On January 30, 1996, Billingsley filed a motion seeking leave to file a fourth amended petition, which was sustained by the district court on February 7. Billingsley amended his petition, alleging, inter alia, that BFM had discriminated against him on the basis of age in violation of Neb.Rev.Stat. §§ 48-1001 through 48-1010 (Reissue 1998), and Neb.Rev.Stat. § 20-148 (Reissue 1997).   Billingsley also sought relief under Neb.Rev.Stat. §§ 48-1228 through 48-1232 (Reissue 1998) for unpaid wages.   Billingsley requested backpay and other damages he had suffered due to BFM's actions;  his petition also contained a prayer for reinstatement or front pay in lieu thereof and “further relief as the Court may deem just, proper, and equitable.”   BFM filed an answer in which it denied the allegations contained in Billingsley's petition and affirmatively alleged that Billingsley's petition was barred by collateral estoppel and res judicata pursuant to the trial docket entry on August 1, 1995.

The parties stipulated prior to trial that the district court would reserve ruling on Billingsley's request for equitable relief until after the jury determined the lawfulness of the discharge and the amount of damages, if any, Billingsley should be awarded.   On August 24, 1998, the jury found that BFM had discriminated against Billingsley because of his age and awarded him damages of $59,963.93;  the jury also awarded Billingsley $4,469.88 on his claim for unpaid wages, and the district court  entered judgment on the verdict that same day.   On September 8, Billingsley filed a motion seeking an order regarding the equitable relief he had requested, as well as attorney fees;  the motion was scheduled for hearing on September 16.

On September 15, 1998, BFM appealed the August 24 judgment.   Billingsley filed a cross-appeal.   We moved the appeal to our docket pursuant to our authority to regulate the caseloads of the appellate courts of this state.


BFM alleges, restated, that the district court erred in (1) failing to find Billingsley's claims were barred by collateral estoppel and res judicata based on the August 1, 1995, trial docket entry;  (2) not finding that Billingsley failed to sustain his burden of proof on his age discrimination claim;  (3) finding that Brandeis Catering, Inc., was an employer within the parameters of § 48-1002;  and (4) not finding that Billingsley was estopped from claiming additional wage payments after accepting his severance package.

The sole assignment of error in Billingsley's cross-appeal is that the district court erred in entering judgment on the jury verdict prior to its consideration of his prayer for equitable relief and attorney fees.

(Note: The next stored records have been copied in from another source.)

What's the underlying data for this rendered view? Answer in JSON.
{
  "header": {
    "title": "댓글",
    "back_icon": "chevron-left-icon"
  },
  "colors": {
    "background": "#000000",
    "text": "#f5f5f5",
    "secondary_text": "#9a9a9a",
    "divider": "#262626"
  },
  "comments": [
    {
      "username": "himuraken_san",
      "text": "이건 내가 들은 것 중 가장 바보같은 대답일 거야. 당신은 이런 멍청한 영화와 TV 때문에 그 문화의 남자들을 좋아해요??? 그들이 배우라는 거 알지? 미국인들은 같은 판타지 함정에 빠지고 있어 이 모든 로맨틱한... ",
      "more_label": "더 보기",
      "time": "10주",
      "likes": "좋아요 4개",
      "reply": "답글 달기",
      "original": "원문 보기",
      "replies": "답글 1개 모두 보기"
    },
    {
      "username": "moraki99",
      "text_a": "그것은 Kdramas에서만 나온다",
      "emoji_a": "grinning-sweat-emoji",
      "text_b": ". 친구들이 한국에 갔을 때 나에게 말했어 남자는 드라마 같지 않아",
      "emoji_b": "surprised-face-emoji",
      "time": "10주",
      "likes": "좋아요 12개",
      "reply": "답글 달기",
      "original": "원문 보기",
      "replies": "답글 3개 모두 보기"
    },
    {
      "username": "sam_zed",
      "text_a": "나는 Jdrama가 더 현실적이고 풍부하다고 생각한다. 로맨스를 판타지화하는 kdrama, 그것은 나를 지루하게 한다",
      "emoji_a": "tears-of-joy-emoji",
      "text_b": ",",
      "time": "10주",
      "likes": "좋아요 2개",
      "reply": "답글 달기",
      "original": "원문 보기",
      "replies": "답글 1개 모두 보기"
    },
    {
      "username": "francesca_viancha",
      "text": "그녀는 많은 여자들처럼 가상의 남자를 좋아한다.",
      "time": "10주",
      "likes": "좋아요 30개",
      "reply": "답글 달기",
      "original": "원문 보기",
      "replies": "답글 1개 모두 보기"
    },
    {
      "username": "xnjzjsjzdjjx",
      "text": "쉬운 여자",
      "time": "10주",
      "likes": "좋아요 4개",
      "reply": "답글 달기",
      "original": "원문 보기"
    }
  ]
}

 A jurisdictional question that does not involve a factual dispute is determined by an appellate court as a matter of law, which requires the appellate court to reach a conclusion independent from the lower court's decision.  State v. Johnson, 259 Neb. 942, 613 N.W.2d 459 (2000).


appellate Jurisdiction

 Before reaching the legal issues presented for review, it is the duty of an appellate court to determine whether it has jurisdiction over the matter before it.  Id. Notwithstanding whether the parties raise the issue of jurisdiction, an appellate court has a duty to raise and determine the issue of jurisdiction sua sponte.   See Hagelstein v. Swift-Eckrich, 257 Neb. 312, 597 N.W.2d 394 (1999).   The jurisdictional issue posed in this case is whether the judgment entered on the jury verdict but prior to the court's consideration of Billingsley's request for equitable relief is a final, appealable order.

 The three types of final orders which may be reviewed on appeal are (1) an order which affects a substantial right in an action and which in effect determines the action and prevents a judgment, (2) an order affecting a substantial right made during a special proceeding, and (3) an order affecting a substantial right made on summary application in an action after a judgment is rendered.  In re Estate of Peters, 259 Neb. 154, 609 N.W.2d 23 (2000);  Raney v. Blecha, 258 Neb. 731, 605 N.W.2d 449 (2000).   For the reasons stated herein, we determine that the judgment entered on the jury verdict in the instant case is not a final, appealable order and that we lack jurisdiction over BFM's appeal and Billingsley's cross-appeal.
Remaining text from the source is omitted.